Thankfully, like my friend did, it’s relatively easy to protect at least some of your income stream using an insurance product known as permanent health insurance (PHI) or more accurately income replacement insurance. However, it appears that c.19m of UK employees do not have any form of income protection.
PHI provides a regular, tax-free (in the case of an individual policy) income if you are unable to work due to illness or incapacity. Benefits continue until recovery, death or the cessation age selected at the outset.
The benefit is paid after a deferred period, generally between one and 12 months, which is chosen when the policy is established. The longer the deferred period and the earlier the cessation age, the cheaper the cover will be. So if, for example, you know that your employer provides good sickness benefits and/or you have enough cash savings to tide you over for a period of time (and ideally you want to ensure that you have cash savings to cover a minimum of six months’ expenditure), you could opt for a longer deferral period.
The cessation age should usually be chosen to coincide with when you are likely to receive pension benefits or are planning on accessing other savings to fund your lifestyle having ceased paid work.
Premiums can be either guaranteed throughout the policy term or subject to review periodically, with guaranteed premiums being more expensive at the outset. It is also possible to elect for the benefit to increase before and/or during a claim to provide some inflation protection. My view is that this is essential when considering this type of insurance, otherwise the purchasing power of the cover is gradually eroded by price inflation.
The basis on which benefits are paid following a claim will also depend on the insurance company’s definition of incapacity. Incapacity can be defined as an inability to perform ‘any occupation’; ‘any occupation for which you are reasonably suited or trained’; ‘your own occupation’ or a number of ‘activities of daily living’.

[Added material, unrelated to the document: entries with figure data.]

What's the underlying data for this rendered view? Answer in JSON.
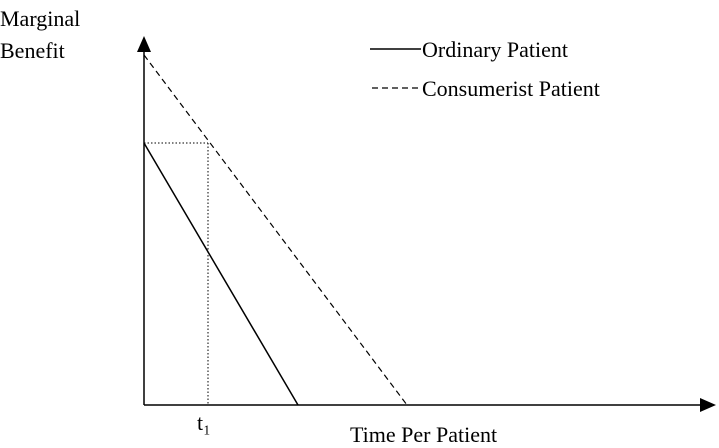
{
  "y_axis_label": [
    "Marginal",
    "Benefit"
  ],
  "x_axis_label": "Time Per Patient",
  "legend": [
    {
      "label": "Ordinary Patient"
    },
    {
      "label": "Consumerist Patient"
    }
  ],
  "x_tick": "t₁"
}
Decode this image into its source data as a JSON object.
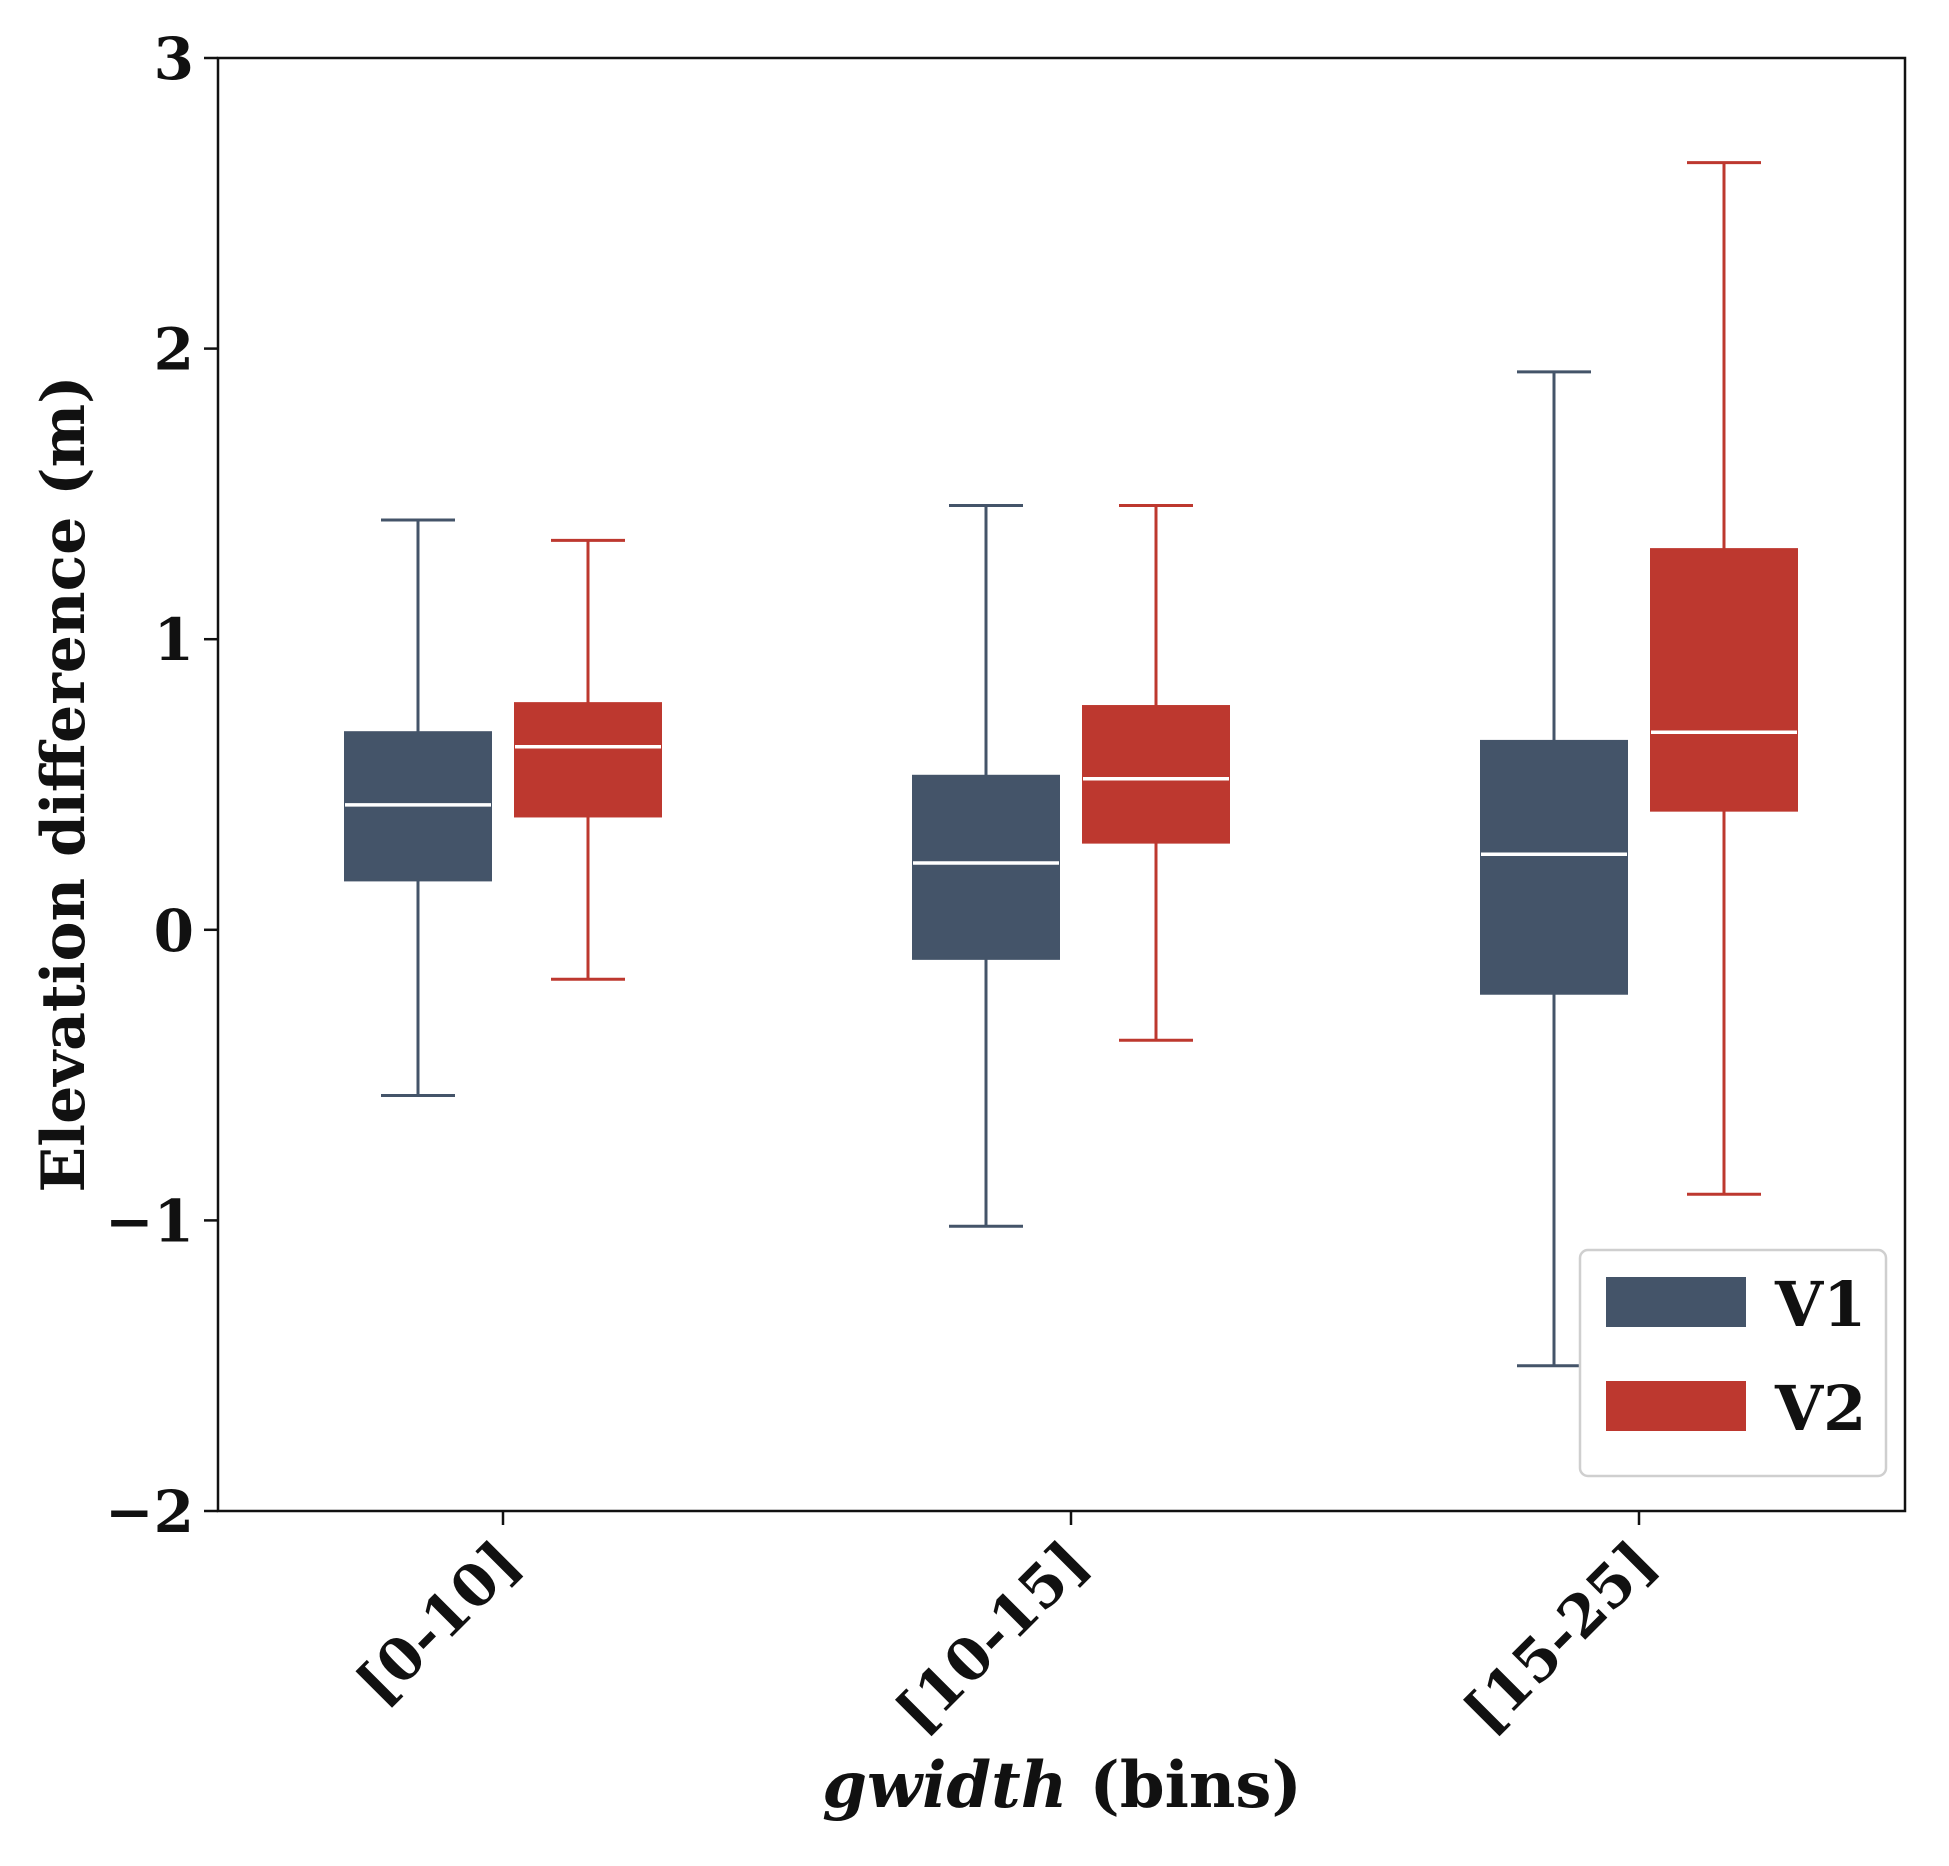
{
  "chart_data": {
    "type": "box",
    "title": "",
    "ylabel": "Elevation difference (m)",
    "xlabel_italic": "gwidth",
    "xlabel_suffix": " (bins)",
    "ylim": [
      -2,
      3
    ],
    "yticks": [
      -2,
      -1,
      0,
      1,
      2,
      3
    ],
    "ytick_labels": [
      "−2",
      "−1",
      "0",
      "1",
      "2",
      "3"
    ],
    "categories": [
      "[0-10]",
      "[10-15]",
      "[15-25]"
    ],
    "series": [
      {
        "name": "V1",
        "color": "#445469",
        "boxes": [
          {
            "whisker_low": -0.57,
            "q1": 0.17,
            "median": 0.43,
            "q3": 0.68,
            "whisker_high": 1.41
          },
          {
            "whisker_low": -1.02,
            "q1": -0.1,
            "median": 0.23,
            "q3": 0.53,
            "whisker_high": 1.46
          },
          {
            "whisker_low": -1.5,
            "q1": -0.22,
            "median": 0.26,
            "q3": 0.65,
            "whisker_high": 1.92
          }
        ]
      },
      {
        "name": "V2",
        "color": "#bd382f",
        "boxes": [
          {
            "whisker_low": -0.17,
            "q1": 0.39,
            "median": 0.63,
            "q3": 0.78,
            "whisker_high": 1.34
          },
          {
            "whisker_low": -0.38,
            "q1": 0.3,
            "median": 0.52,
            "q3": 0.77,
            "whisker_high": 1.46
          },
          {
            "whisker_low": -0.91,
            "q1": 0.41,
            "median": 0.68,
            "q3": 1.31,
            "whisker_high": 2.64
          }
        ]
      }
    ],
    "legend": {
      "position": "lower-right",
      "entries": [
        "V1",
        "V2"
      ]
    },
    "grid": false
  }
}
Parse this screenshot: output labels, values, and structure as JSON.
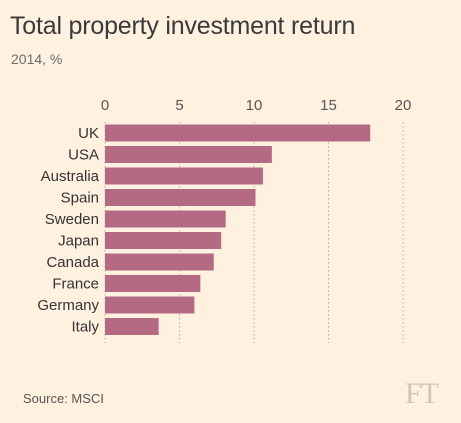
{
  "header": {
    "title": "Total property investment return",
    "subtitle": "2014, %"
  },
  "footer": {
    "source": "Source: MSCI",
    "logo": "FT"
  },
  "colors": {
    "background": "#fff1e0",
    "bar": "#b56a83",
    "grid": "#b9aea2",
    "text": "#333333"
  },
  "chart_data": {
    "type": "bar",
    "orientation": "horizontal",
    "title": "Total property investment return",
    "subtitle": "2014, %",
    "categories": [
      "UK",
      "USA",
      "Australia",
      "Spain",
      "Sweden",
      "Japan",
      "Canada",
      "France",
      "Germany",
      "Italy"
    ],
    "values": [
      17.8,
      11.2,
      10.6,
      10.1,
      8.1,
      7.8,
      7.3,
      6.4,
      6.0,
      3.6
    ],
    "xlim": [
      0,
      20
    ],
    "x_ticks": [
      0,
      5,
      10,
      15,
      20
    ],
    "tick_labels": [
      "0",
      "5",
      "10",
      "15",
      "20"
    ],
    "x_axis_position": "top",
    "grid": "dotted vertical",
    "legend": "none"
  }
}
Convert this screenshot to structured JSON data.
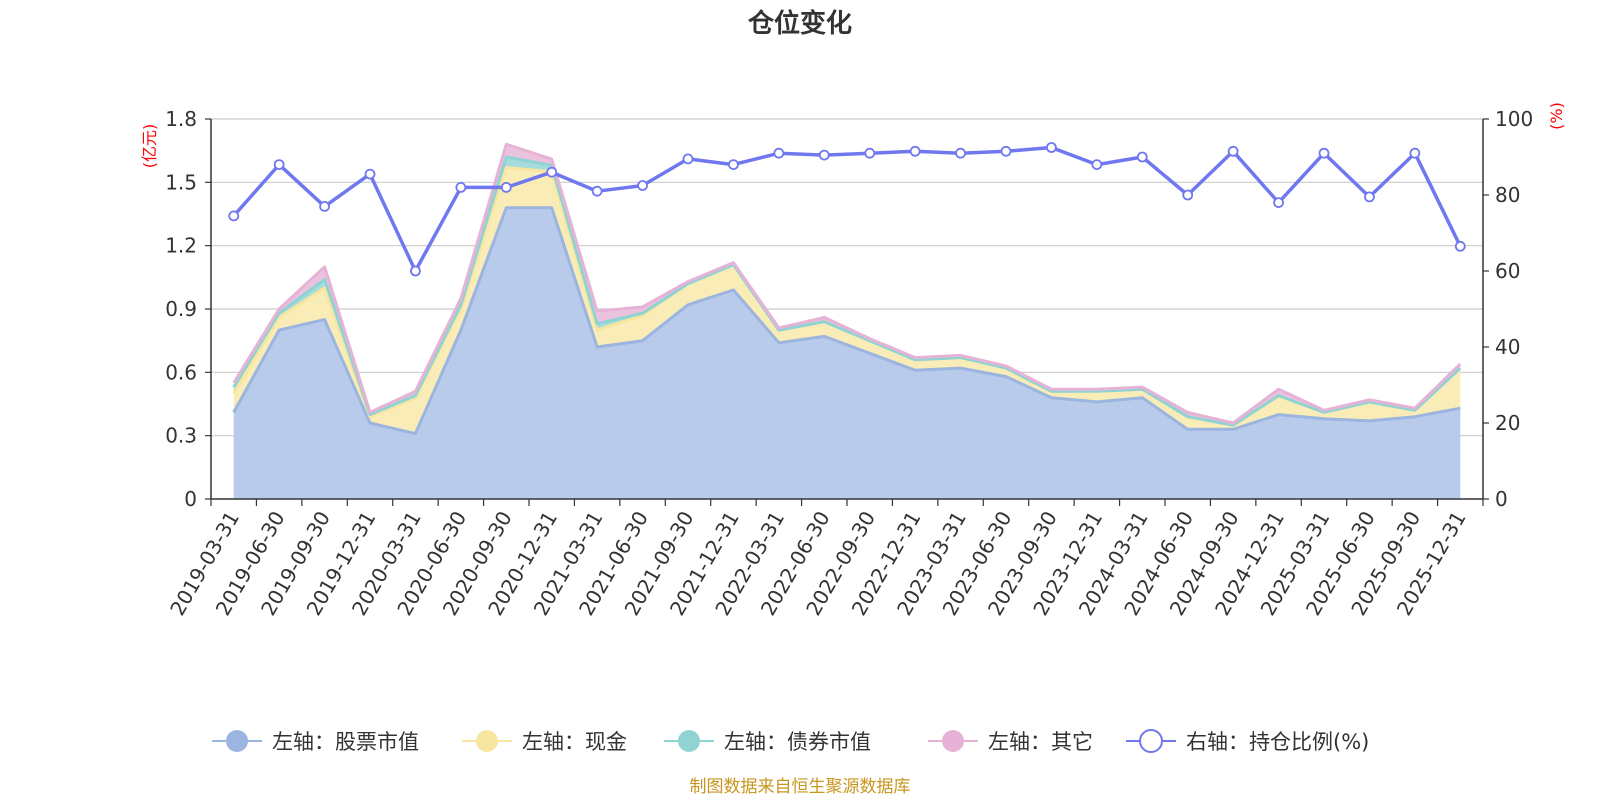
{
  "chart_data": {
    "type": "area",
    "title": "仓位变化",
    "source_note": "制图数据来自恒生聚源数据库",
    "left_axis": {
      "unit": "(亿元)",
      "min": 0,
      "max": 1.8,
      "ticks": [
        "0",
        "0.3",
        "0.6",
        "0.9",
        "1.2",
        "1.5",
        "1.8"
      ]
    },
    "right_axis": {
      "unit": "(%)",
      "min": 0,
      "max": 100,
      "ticks": [
        "0",
        "20",
        "40",
        "60",
        "80",
        "100"
      ]
    },
    "grid": true,
    "legend_position": "bottom",
    "categories": [
      "2019-03-31",
      "2019-06-30",
      "2019-09-30",
      "2019-12-31",
      "2020-03-31",
      "2020-06-30",
      "2020-09-30",
      "2020-12-31",
      "2021-03-31",
      "2021-06-30",
      "2021-09-30",
      "2021-12-31",
      "2022-03-31",
      "2022-06-30",
      "2022-09-30",
      "2022-12-31",
      "2023-03-31",
      "2023-06-30",
      "2023-09-30",
      "2023-12-31",
      "2024-03-31",
      "2024-06-30",
      "2024-09-30",
      "2024-12-31",
      "2025-03-31",
      "2025-06-30",
      "2025-09-30",
      "2025-12-31"
    ],
    "series": [
      {
        "name": "左轴：股票市值",
        "axis": "left",
        "kind": "stacked-area",
        "color": "#9bb5e0",
        "fill": "#b8cbea",
        "values": [
          0.41,
          0.8,
          0.85,
          0.36,
          0.31,
          0.8,
          1.38,
          1.38,
          0.72,
          0.75,
          0.92,
          0.99,
          0.74,
          0.77,
          0.69,
          0.61,
          0.62,
          0.58,
          0.48,
          0.46,
          0.48,
          0.33,
          0.33,
          0.4,
          0.38,
          0.37,
          0.39,
          0.43
        ]
      },
      {
        "name": "左轴：现金",
        "axis": "left",
        "kind": "stacked-area",
        "color": "#f7e6a0",
        "fill": "#f9ecb6",
        "values": [
          0.09,
          0.06,
          0.15,
          0.03,
          0.17,
          0.1,
          0.19,
          0.17,
          0.08,
          0.12,
          0.1,
          0.12,
          0.06,
          0.07,
          0.06,
          0.05,
          0.05,
          0.04,
          0.03,
          0.05,
          0.04,
          0.06,
          0.02,
          0.09,
          0.03,
          0.09,
          0.03,
          0.19
        ]
      },
      {
        "name": "左轴：债券市值",
        "axis": "left",
        "kind": "stacked-area",
        "color": "#8fd3d3",
        "fill": "#a6dcdb",
        "values": [
          0.03,
          0.02,
          0.04,
          0.01,
          0.01,
          0.02,
          0.05,
          0.03,
          0.03,
          0.01,
          0.0,
          0.0,
          0.0,
          0.0,
          0.0,
          0.0,
          0.0,
          0.0,
          0.0,
          0.0,
          0.0,
          0.0,
          0.0,
          0.0,
          0.0,
          0.0,
          0.0,
          0.0
        ]
      },
      {
        "name": "左轴：其它",
        "axis": "left",
        "kind": "stacked-area",
        "color": "#e6b3d6",
        "fill": "#ebc2de",
        "values": [
          0.02,
          0.02,
          0.06,
          0.01,
          0.02,
          0.03,
          0.06,
          0.03,
          0.06,
          0.03,
          0.01,
          0.01,
          0.01,
          0.02,
          0.01,
          0.01,
          0.01,
          0.01,
          0.01,
          0.01,
          0.01,
          0.02,
          0.01,
          0.03,
          0.01,
          0.01,
          0.01,
          0.02
        ]
      },
      {
        "name": "右轴：持仓比例(%)",
        "axis": "right",
        "kind": "line",
        "color": "#7078f0",
        "values": [
          74.5,
          88,
          77,
          85.5,
          60,
          82,
          82,
          86,
          81,
          82.5,
          89.5,
          88,
          91,
          90.5,
          91,
          91.5,
          91,
          91.5,
          92.5,
          88,
          90,
          80,
          91.5,
          78,
          91,
          79.5,
          91,
          66.5
        ]
      }
    ]
  }
}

In order to insure your future earnings based on your current role then ‘own occupation’ is the option to choose, although this is usually the most expensive.
PHI is one of the most under-used forms of insurance for reasons which have been variously attributed to the perceived time taken to underwrite benefits, their complexity and (perhaps more likely) a lack of awareness by individuals of the likelihood of needing to make a claim.
However, if you are dependent on your earnings for your current and future lifestyle, PHI is the only form of insurance which can provide prolonged protection against their loss.